La parola ballottaggio è spesso al centro del dibattito politico, legata a ipotesi di riforma della legge elettorale. Siamo abituati a sentirla durante le elezioni comunali e sappiamo bene cosa indica: quando nessun candidato ottiene il risultato necessario al primo turno, i più votati possono affrontarsi in una seconda votazione. Ma il nome di questo meccanismo custodisce una storia molto meno nota. Dentro la parola “ballottaggio” c'è infatti una piccola palla.
Per ritrovarla bisogna tornare a sistemi di voto molto precedenti alle schede elettorali che conosciamo oggi. Ballottaggio è legato a ballotta, voce usata per indicare una pallina impiegata nelle votazioni. La famiglia di parole è quella di balla e palla: dietro un termine che oggi associamo immediatamente a candidati, percentuali e strategie politiche si nasconde dunque un oggetto semplice, che poteva essere tenuto tra le dita.
L'origine diventa più chiara pensando alle antiche procedure di voto nelle quali la volontà dei partecipanti non veniva espressa tracciando un segno su una scheda, ma attraverso piccoli oggetti. Palline, anche di colore diverso, potevano essere utilizzate per manifestare una scelta favorevole o contraria. “Ballottare” significava quindi votare servendosi delle ballotte, e da questa pratica concreta si è sviluppato il termine che sarebbe sopravvissuto anche quando quelle palline erano ormai scomparse dalle urne.
La storia è particolarmente interessante perché mostra uno dei meccanismi più affascinanti della lingua: gli oggetti possono scomparire, mentre le parole nate attorno a essi continuano a vivere. Oggi nessuno immagina una pallina quando sente annunciare un ballottaggio elettorale. Il collegamento originario si è quasi completamente oscurato e il termine viene percepito come appartenente al lessico tecnico della politica.

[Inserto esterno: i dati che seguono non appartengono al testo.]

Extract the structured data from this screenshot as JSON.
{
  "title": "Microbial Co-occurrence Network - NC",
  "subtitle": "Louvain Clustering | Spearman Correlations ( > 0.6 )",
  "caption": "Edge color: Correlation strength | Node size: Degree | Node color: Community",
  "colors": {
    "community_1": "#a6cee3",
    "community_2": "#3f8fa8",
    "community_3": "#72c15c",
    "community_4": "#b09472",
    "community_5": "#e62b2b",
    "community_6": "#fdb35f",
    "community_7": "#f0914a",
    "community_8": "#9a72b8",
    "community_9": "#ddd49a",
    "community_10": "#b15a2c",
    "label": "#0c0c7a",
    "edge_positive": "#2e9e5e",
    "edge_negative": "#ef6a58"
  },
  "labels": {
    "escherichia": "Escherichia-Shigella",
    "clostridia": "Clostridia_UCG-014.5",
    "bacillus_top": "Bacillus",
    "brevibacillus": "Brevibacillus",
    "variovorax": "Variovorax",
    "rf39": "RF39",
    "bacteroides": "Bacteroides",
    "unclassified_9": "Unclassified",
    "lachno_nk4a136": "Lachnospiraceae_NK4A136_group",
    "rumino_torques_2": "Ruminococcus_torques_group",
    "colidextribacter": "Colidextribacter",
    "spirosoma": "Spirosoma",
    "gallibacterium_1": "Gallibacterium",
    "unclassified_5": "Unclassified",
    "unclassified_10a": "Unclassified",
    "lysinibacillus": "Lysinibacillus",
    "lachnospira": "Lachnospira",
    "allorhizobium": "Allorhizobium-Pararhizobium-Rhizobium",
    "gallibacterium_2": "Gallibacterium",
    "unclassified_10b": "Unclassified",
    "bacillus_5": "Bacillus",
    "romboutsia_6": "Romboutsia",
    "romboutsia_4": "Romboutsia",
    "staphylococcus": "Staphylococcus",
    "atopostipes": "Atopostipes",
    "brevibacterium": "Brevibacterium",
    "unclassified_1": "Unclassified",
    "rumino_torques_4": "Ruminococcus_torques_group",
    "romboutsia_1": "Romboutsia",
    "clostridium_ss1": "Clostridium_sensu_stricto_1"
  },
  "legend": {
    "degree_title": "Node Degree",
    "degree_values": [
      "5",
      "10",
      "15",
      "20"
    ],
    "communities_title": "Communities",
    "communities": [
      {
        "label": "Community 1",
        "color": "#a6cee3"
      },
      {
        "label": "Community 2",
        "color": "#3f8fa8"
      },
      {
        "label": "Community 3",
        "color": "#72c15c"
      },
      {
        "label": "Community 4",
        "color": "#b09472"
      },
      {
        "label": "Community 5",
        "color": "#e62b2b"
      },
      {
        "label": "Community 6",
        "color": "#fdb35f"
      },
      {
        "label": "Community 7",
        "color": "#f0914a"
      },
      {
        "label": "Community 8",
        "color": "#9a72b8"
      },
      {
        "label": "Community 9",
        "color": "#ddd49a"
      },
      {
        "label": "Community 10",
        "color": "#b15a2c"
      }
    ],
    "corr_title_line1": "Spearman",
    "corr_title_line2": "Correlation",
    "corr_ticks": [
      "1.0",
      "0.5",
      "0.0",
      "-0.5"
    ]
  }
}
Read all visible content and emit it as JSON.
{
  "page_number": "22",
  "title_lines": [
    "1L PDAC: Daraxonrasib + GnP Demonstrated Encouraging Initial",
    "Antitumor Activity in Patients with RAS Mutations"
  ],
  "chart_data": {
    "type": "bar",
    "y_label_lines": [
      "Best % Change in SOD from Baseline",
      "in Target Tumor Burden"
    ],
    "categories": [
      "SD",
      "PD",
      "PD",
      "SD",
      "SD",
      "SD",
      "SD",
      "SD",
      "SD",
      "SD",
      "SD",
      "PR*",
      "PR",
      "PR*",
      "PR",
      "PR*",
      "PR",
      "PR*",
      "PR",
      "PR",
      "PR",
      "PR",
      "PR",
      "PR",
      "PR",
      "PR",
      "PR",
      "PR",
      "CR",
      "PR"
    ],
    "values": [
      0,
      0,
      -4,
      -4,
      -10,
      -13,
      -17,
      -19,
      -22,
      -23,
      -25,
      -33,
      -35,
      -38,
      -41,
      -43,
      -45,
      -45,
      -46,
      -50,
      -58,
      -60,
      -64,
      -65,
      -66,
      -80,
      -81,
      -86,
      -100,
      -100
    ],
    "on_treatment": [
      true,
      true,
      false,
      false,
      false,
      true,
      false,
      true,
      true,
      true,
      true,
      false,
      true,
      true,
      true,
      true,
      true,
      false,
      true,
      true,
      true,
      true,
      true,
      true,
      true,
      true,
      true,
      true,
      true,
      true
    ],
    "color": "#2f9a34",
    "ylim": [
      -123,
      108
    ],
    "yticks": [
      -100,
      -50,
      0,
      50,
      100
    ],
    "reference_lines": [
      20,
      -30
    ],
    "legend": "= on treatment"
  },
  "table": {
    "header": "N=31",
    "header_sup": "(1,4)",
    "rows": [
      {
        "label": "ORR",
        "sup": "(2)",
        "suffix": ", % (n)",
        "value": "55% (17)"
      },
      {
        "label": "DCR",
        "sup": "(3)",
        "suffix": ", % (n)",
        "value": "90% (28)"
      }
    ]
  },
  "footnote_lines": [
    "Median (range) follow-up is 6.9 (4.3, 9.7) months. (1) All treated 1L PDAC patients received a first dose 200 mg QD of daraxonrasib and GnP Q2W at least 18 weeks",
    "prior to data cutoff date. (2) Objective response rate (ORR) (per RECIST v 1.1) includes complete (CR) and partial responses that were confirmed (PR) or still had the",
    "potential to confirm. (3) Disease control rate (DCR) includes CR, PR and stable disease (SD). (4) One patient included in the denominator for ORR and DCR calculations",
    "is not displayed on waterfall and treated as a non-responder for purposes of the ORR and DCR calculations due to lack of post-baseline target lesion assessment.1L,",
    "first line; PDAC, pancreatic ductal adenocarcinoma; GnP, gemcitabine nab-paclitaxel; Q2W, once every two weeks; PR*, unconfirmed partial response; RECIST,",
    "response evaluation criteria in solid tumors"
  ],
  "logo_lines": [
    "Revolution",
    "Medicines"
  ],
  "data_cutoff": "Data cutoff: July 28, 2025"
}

Anche il significato, nel tempo, si è precisato. Nell'italiano contemporaneo il ballottaggio è soprattutto una votazione successiva alla prima, necessaria quando occorre scegliere tra i candidati rimasti in gara perché non si è raggiunto subito il risultato previsto dalle regole. È il motivo per cui l'espressione più familiare è probabilmente andare al ballottaggio: non indica semplicemente il fatto di votare ancora, ma evoca uno scontro conclusivo tra alternative che la prima consultazione non è riuscita a separare definitivamente.
Da qui la parola ha trovato spazio anche fuori dalla politica. Possiamo parlare, per esempio, di due nomi rimasti “in ballottaggio” per un incarico o persino di due possibilità tra le quali non è stata ancora compiuta la scelta finale. Il ballottaggio è così diventato anche una piccola metafora dell'indecisione: due alternative hanno superato una prima selezione, ma serve ancora qualcosa per stabilire quale prevarrà.
È curioso che una parola usata ancora oggi nelle discussioni sulla legge elettorale porti con sé una traccia così materiale del passato. La politica cambia sistemi di voto, formule e regole; la lingua, invece, conserva spesso ciò che quei cambiamenti hanno cancellato.
E così, ogni volta che diciamo che due candidati sono arrivati al ballottaggio, continuiamo inconsapevolmente a far rotolare nella lingua quelle antiche, piccole ballotte.